Em outubro, começaram as chuvas e fui lá ver como as coisas andavam, e vi que tinha-se perdido 4 caixas de documentos do século XVIII. Chamei a presidente do IHP e fomos atrás da prefeitura.
E começou um jogo de empurra-empurra de onde ficaria o IHP, de quem era o verdadeiro proprietário do casarão colonial que estava sendo restaurado a quase 30 anos. E então percebi uma coisa...
A prefeitura de Pitangui, não tinha interesse e nem recursos para salvar e administrar o arquivo. Todo o interesse era apenas em pontuar no ICMS Cultural e ganhar verbas do governo Estadual. A política de patrimônio cultural de Pitangui sempre foi sofrível como já falei antes.
Acham que construir cenários equivale a preservar o que está se arruinando. Em Pitangui, existe um grande desprezo por tudo que é velho. Tradições, patrimônio histórico, servemapenas para dar um verniz de civilidade para os que sempre governaram a cidade.

em.com.br/app/noticia/ge…
A diretoria do IHP ficava entre a falta de interesse criar atritos com a prefeitura, pois sua diretoria tinha parentesco com membros do governo local, frequentavam os mesmos ambientes.
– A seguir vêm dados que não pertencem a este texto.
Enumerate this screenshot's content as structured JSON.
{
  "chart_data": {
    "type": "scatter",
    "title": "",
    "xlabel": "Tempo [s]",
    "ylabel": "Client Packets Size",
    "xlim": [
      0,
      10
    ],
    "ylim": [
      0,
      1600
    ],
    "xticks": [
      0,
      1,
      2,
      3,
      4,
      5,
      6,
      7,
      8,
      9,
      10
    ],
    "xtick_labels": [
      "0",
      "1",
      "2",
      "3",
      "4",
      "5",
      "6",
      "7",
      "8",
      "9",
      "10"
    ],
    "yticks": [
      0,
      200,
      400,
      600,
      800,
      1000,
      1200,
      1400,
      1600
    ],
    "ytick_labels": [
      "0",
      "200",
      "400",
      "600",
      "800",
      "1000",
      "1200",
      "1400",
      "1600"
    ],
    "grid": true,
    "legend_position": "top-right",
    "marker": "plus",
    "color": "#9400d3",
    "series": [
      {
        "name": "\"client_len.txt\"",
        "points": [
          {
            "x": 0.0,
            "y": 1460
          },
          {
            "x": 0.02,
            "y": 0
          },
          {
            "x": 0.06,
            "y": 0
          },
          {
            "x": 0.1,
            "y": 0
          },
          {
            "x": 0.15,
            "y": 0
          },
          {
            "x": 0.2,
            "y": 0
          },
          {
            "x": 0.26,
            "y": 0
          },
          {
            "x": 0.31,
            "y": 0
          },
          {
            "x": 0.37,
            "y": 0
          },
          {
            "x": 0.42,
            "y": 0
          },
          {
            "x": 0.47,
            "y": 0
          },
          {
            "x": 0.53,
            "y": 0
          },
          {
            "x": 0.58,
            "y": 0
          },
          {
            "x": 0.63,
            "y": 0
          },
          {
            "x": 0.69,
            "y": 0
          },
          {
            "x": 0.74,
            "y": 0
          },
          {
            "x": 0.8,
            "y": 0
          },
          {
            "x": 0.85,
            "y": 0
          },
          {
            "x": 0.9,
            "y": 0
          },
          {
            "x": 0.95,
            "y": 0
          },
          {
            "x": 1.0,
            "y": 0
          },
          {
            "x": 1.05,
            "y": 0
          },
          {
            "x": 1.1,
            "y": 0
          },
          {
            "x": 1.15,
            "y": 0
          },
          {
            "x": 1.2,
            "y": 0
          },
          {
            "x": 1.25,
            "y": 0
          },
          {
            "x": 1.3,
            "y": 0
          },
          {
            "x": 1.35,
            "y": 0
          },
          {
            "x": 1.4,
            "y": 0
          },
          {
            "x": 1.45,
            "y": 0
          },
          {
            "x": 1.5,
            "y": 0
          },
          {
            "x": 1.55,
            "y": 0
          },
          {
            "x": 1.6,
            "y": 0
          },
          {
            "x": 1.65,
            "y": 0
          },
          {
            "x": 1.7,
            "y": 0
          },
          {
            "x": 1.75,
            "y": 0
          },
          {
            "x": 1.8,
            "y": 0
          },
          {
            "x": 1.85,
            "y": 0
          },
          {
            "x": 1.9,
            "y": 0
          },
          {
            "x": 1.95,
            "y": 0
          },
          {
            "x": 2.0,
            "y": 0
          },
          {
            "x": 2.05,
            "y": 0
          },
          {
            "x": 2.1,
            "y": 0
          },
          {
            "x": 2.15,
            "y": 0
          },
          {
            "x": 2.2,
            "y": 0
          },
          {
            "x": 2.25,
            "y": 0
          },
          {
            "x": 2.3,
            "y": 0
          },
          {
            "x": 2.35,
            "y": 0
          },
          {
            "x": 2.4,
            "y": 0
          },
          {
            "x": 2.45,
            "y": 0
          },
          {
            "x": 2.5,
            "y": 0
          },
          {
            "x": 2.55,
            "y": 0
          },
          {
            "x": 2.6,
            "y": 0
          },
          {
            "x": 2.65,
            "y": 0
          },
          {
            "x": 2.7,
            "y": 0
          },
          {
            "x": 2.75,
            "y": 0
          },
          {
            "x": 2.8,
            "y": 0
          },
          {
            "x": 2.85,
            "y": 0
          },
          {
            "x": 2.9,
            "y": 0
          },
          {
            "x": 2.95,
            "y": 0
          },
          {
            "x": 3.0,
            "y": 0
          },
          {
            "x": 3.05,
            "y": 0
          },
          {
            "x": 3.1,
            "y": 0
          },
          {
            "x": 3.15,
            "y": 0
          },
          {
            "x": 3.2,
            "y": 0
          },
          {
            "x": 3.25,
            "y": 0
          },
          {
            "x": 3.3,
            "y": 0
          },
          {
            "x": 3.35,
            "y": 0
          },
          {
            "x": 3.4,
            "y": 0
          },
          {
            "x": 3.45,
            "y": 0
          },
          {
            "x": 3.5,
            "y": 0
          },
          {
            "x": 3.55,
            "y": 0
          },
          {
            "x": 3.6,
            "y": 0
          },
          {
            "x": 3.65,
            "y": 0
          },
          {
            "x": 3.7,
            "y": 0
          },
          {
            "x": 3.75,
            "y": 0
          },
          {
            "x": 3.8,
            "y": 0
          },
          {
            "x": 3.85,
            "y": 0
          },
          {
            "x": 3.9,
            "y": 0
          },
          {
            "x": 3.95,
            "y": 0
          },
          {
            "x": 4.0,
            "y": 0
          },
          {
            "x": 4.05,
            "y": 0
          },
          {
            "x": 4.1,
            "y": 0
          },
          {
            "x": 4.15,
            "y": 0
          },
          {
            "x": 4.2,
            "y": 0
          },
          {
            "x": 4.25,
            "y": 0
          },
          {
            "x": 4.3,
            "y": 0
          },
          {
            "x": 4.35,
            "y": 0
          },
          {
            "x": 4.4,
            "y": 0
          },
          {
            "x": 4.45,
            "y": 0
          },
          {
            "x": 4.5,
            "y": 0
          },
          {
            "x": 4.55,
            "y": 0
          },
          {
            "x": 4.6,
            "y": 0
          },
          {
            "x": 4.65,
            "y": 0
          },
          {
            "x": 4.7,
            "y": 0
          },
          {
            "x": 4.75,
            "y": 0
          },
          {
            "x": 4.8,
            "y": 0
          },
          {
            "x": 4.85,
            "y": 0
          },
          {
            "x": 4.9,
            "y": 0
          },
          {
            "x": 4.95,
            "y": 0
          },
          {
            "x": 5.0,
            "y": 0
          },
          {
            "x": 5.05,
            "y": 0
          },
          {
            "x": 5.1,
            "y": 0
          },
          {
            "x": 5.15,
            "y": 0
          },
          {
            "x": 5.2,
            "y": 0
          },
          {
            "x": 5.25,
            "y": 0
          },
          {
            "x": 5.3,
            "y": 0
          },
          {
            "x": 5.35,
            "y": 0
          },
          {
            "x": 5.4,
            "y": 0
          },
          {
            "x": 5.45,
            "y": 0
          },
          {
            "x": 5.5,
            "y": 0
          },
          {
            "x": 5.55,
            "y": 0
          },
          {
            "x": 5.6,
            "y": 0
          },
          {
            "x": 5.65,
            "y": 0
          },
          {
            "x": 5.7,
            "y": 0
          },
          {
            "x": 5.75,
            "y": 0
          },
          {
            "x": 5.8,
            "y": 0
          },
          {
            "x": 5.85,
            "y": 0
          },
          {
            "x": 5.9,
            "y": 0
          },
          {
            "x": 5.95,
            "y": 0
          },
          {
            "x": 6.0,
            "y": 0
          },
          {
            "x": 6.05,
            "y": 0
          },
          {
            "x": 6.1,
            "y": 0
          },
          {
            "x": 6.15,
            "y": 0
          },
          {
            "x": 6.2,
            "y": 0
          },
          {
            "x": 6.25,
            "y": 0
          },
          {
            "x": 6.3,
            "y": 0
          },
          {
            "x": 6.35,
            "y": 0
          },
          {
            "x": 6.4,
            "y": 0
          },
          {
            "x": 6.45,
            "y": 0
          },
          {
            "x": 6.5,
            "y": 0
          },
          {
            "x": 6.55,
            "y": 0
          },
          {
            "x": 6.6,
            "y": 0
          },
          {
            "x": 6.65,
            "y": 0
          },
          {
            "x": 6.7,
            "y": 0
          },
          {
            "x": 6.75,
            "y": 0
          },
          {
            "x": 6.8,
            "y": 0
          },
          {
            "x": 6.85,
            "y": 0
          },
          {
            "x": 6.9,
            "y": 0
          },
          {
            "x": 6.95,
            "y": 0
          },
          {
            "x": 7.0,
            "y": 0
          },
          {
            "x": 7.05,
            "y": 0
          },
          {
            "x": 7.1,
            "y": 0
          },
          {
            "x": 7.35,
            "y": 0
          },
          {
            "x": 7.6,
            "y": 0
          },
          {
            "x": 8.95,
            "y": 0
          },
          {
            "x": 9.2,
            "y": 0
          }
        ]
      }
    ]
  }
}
E o ministério público não tinha nenhum interesse em se enfiar em um problema que não via como seu. E a população?
A população ignorava tudo isto, pois aquele patrimônio nunca foi visto como seu, apenas da elite da cidade. Como nunca houve um projeto de educação patrimonial e nem de criação de uma identidade histórica na cidade, se amanhã todo o arquivo pegar fogo, a população não sentirá.
Depois de dezembro, vendo que a situação não iria mudar (não mudou até hoje...) resolvi voltar para São Paulo com a minha esposa. Lamento pela situação, mas percebi que tinha chego ao limite do que poderia fazer. Este relato não é de sucesso, mas de um fracasso meu.
Sinto lhes decepcionar, mas hoje um acervo riquíssimo está em uma casa sem nenhuma infraestutura para ser processado, catalogado, digitalizado é disponibilizado para consulta e exposição. É isto.